8-9 人質
「本人の希望でもあります」
「本人?」
「はい、魔王の一人娘であるわたしリィを人質として、勇者シモンのもとへ贈ります」
魔王の一人娘……リィはそういう立場でこの場にいたってわけか。
これは驚いた。
「なかなか意表をついた提案でしたの。
いろいろ考えなければならないと思う提案ですが、できるだけ早く回答させていただくために、デザイストン伯爵のお知恵をお貸し願えませんですか?」
アリサが不死の王に向かって何やら言っているけど、デザイストン伯爵?
「遥か昔の名乗りをお知りとは思いもよりませんでした。
わたしにどのようなことをお望みですか?」
不死の王の昔の呼び名なのか……アリサ、いつの間にそんなことまで。
「リィをこちらの人質に出すことによる、こちらのメリット、および魔王側のメリットを希望しますの。
きっと十分に検討済みと思いますの。
そちらの要望が和平と共存にあるのなら、そちらの考えをすべてお話ししていただけることを望みますの」
アリサ……えげつない要望だな。
不死の王は、魔王の様子を伺っていたが、魔王が無言で首を縦に振るのを確認し立ち上がった。
「よろしいでしょう。
魔王の娘を勇者に人質に出すことについてのわたしの分析を述べさせていただきます。
まず、勇者側でのメリットについてですが、言葉どおりの人質の価値はあります。
魔王が一人娘をどの程度大事にしているかについてはご想像いていただくよりしかたありませんが、魔族と人間との比較論でも肉親の情とおいうものについては同程度であるとだけ言っておきます。

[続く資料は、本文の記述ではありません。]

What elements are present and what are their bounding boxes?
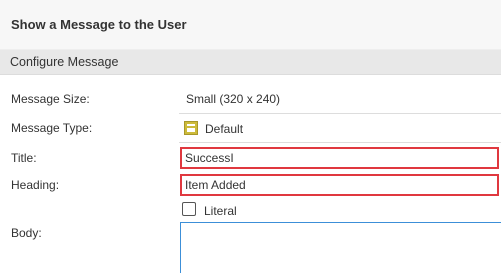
section-title: Configure Message — [10, 55, 119, 69]
dialog-title: Show a Message to the User — [11, 17, 187, 32]
body-label: Body: — [11, 226, 42, 240]
message-type-label: Message Type: — [11, 121, 93, 135]
dialog-title-bar: Show a Message to the User — [0, 0, 501, 50]
heading-input[interactable] — [180, 174, 499, 196]
body-textarea[interactable] — [180, 222, 501, 273]
literal-label[interactable]: Literal — [204, 204, 237, 218]
heading-label: Heading: — [11, 178, 60, 192]
row-divider — [179, 113, 501, 114]
form-template-icon — [184, 121, 198, 135]
message-dialog: Show a Message to the User Configure Mes… — [0, 0, 501, 273]
literal-checkbox[interactable] — [182, 202, 196, 216]
section-header[interactable]: Configure Message — [0, 50, 501, 75]
title-input[interactable] — [180, 147, 499, 169]
row-divider — [179, 142, 501, 143]
message-size-select[interactable]: Small (320 x 240) — [186, 92, 280, 106]
message-type-select[interactable]: Default — [205, 122, 243, 136]
message-size-label: Message Size: — [11, 92, 90, 106]
title-label: Title: — [11, 151, 37, 165]
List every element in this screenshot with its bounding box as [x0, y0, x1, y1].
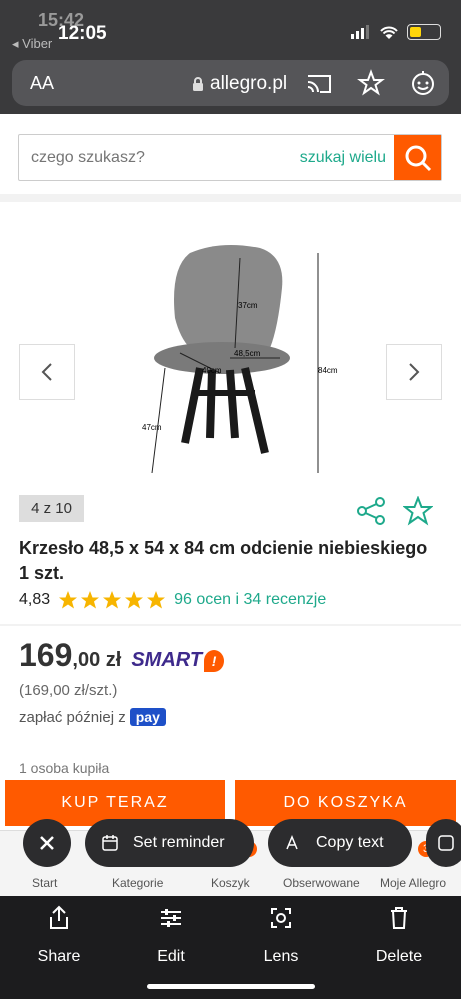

また、リィの存在は魔族のほとんどが魔王の一人娘として認知しております。そのため、勇者のもとにリィがいるということは、魔族たちは勇者殿に対し手は出せなくなります。
現時点では無意味な情報になりますが、勇者一行4人にリィの戦闘力を加えた場合、魔王の戦闘力に並ぶ時期が1年4ヶ月後とほぼ半分になるでしょう。当然のことですがこれはリィが魔王を討つという現時点ではありえない状況のデータになります。
また、ここに来る時にすでに体験されていると思いますが、リィはこの島への転移のための魔法陣を作ることができます。
それにより、いつでも勇者一行はこの島へ来ることが可能となります。
続きまして、魔王側のメリットについての考察です。
これはリィの今後の働き次第という観点が多くなりますが、勇者への心理的影響に期待しております。
魔族への忌避感を減らし、また魔王への肉親的な感情が期待できます。
また勇者個人のスキルによりリィの能力アップが予測させれます。魔王はもとより、魔族の支配者は世襲制ではありませんが、もともと能力の高いリィの能力向上により魔王死後も支配継続を狙えます」
ここまで一気に話した後、不死の王は再び魔王のほうを向いて、
「続けてよろしいですか?」
そう尋ねた。
魔王は、再び静かに首を縦に振った。